No le era fácil conversar con Kumar, a pesar del lazo que los unía. Al fin de cuentas, no había muchas maneras de decir «gracias por salvarme la vida», y sus orígenes eran tan diferentes que no tenían muchos puntos de referencia comunes. Cada vez que le relataba una anécdota sobre la Tierra o la nave, debía explicarle los mínimos detalles, y tardó poco en comprender que era una pérdida de tiempo. A diferencia de su hermana, Kumar vivía en el mundo de las sensaciones inmediatas. Sólo le importaba el aquí y ahora en Thalassa. «¡Cómo lo envidio! — había dicho Kaldor en una ocasión —. Vive exclusivamente el día, no lo persigue el pasado ni el temor al futuro».
Loren se preparaba para dormir — era su última noche en la enfermería, o al menos eso esperaba —, cuando llegó Kumar agitando una enorme botella con gesto triunfal.
— ¡Adivina qué es!
— No tengo la menor idea — mintió Loren.
— El primer vino del año. Directo desde Krakan. Dicen que será un buen año.
— ¿Qué sabes tú de eso?
— Nuestra familia tiene un viñedo allá desde hace más de cien años. Los vinos Leon son los más famosos del mundo.
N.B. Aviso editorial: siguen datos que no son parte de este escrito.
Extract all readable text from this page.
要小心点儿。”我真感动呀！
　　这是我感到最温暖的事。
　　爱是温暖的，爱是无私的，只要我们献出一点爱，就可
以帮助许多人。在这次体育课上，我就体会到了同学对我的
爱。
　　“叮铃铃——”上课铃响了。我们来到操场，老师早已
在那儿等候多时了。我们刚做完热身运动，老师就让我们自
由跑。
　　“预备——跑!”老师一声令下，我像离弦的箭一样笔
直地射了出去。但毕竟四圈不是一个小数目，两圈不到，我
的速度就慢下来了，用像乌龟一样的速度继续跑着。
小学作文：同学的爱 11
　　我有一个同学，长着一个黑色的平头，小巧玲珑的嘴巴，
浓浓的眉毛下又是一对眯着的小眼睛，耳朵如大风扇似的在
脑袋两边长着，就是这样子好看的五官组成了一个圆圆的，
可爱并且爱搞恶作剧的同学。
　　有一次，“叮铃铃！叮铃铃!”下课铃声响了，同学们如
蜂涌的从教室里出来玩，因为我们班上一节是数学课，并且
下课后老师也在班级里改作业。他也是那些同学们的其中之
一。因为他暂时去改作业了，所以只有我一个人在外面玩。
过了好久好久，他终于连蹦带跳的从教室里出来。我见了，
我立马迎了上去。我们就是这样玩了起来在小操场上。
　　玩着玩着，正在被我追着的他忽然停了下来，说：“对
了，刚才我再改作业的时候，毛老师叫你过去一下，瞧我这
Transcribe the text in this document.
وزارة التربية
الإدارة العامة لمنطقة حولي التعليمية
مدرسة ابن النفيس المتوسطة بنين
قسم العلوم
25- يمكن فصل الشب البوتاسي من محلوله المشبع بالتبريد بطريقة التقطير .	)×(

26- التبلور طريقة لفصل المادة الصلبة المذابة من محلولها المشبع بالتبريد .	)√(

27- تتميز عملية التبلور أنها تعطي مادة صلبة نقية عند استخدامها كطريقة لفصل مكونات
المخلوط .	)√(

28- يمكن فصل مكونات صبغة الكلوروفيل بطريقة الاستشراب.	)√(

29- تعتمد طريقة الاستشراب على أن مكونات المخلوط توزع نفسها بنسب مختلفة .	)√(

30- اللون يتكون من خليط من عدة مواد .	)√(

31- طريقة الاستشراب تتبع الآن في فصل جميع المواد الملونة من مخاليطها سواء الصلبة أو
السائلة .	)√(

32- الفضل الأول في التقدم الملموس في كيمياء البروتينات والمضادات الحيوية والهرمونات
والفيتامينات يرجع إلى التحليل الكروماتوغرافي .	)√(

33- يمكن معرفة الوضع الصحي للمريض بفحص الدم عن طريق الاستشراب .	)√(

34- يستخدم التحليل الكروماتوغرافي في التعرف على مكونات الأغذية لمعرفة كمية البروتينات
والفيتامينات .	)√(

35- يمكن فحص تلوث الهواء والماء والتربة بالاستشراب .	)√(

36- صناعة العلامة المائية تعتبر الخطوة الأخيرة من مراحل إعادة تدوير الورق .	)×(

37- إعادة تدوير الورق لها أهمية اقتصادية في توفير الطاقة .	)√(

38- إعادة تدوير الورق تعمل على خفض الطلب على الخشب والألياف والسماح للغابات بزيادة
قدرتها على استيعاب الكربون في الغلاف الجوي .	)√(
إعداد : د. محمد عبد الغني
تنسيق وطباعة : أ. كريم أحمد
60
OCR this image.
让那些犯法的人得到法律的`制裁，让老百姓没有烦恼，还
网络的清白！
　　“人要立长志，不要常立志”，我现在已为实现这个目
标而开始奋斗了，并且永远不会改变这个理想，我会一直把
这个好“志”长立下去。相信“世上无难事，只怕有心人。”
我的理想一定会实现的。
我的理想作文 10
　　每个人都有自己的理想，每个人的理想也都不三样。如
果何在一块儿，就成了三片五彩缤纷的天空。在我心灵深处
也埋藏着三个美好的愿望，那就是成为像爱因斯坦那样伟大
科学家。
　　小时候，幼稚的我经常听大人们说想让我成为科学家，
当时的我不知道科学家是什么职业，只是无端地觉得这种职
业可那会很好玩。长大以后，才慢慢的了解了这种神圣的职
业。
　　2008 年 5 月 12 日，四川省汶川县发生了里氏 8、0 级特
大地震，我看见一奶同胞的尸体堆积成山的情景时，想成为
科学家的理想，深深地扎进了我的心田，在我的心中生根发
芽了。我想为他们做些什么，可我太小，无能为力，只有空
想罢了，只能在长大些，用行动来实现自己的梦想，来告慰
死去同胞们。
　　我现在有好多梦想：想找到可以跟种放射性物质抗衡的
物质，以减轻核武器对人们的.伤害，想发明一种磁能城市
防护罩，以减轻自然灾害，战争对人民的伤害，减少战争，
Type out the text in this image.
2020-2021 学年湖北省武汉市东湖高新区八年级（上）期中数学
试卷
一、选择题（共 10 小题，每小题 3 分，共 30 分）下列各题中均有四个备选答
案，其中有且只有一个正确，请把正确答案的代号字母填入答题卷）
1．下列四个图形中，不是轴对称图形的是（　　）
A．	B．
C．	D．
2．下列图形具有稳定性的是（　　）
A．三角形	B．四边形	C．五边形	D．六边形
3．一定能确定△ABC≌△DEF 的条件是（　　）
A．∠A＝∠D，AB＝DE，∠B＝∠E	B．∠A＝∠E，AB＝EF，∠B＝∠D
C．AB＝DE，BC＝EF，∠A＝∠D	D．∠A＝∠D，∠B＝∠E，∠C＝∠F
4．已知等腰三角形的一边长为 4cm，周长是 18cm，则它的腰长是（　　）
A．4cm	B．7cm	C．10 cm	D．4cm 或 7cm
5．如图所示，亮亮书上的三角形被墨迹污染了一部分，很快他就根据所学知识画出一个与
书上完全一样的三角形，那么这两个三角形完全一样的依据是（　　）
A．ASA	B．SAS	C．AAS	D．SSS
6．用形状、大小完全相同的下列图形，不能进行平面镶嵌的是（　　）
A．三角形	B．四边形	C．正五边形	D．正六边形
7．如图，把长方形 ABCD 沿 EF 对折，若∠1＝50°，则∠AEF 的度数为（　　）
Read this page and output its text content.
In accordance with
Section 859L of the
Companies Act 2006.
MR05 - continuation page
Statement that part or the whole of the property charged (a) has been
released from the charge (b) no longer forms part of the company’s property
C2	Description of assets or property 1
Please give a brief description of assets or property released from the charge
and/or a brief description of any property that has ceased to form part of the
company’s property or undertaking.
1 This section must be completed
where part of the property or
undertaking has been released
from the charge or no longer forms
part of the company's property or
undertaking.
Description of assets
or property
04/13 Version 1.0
Kumar buscó hasta encontrar dos vasos y sirvió dos generosas medidas. Loren lo sorbió cautelosamente: era demasiado dulce para su paladar, pero muy aterciopelado.
— ¿Cuál es la marca?
— Krakan especial.
— ¿Crees que debo arriesgarme? Recuerda que Krakan casi me mató una vez.
— Ni siquiera te dejará resaca.
Loren bebió otro sorbo y no tardó en vaciar su vaso. Se lo llenaron de inmediato.
Era la mejor manera de pasar la última noche en el hospital, y Loren sintió que su gratitud hacia Kumar se extendía para abarcar a toda la humanidad. Ni siquiera la visita de la alcaldesa Waldron resultaría desagradable...
— ¿Y cómo está Brant? Hace una semana que no lo veo.
— Sigue en Isla Norte, reparando el barco y conversando con los biólogos marinos. Todo el mundo está trastornado con el asunto de los escorpios, pero nadie sabe qué hacer con ellos. O si conviene simplemente dejarlos en paz.
— Es más o menos lo mismo que siento respecto a Brant.
— No te preocupes por él — rió Kumar —. Tiene una amiga en Isla Norte.
— Ajá. ¿Mirissa lo sabe?
— Por supuesto.
— ¿No le importa?
— ¿Por qué habría de molestarle? Brant la ama... y siempre vuelve.
Loren meditó sobre este dato durante varios minutos. Era una nueva variable en la compleja ecuación. ¿Mirissa tendría otros amantes? ¿Convenía averiguarlo? ¿Sería imprudente preguntarle...?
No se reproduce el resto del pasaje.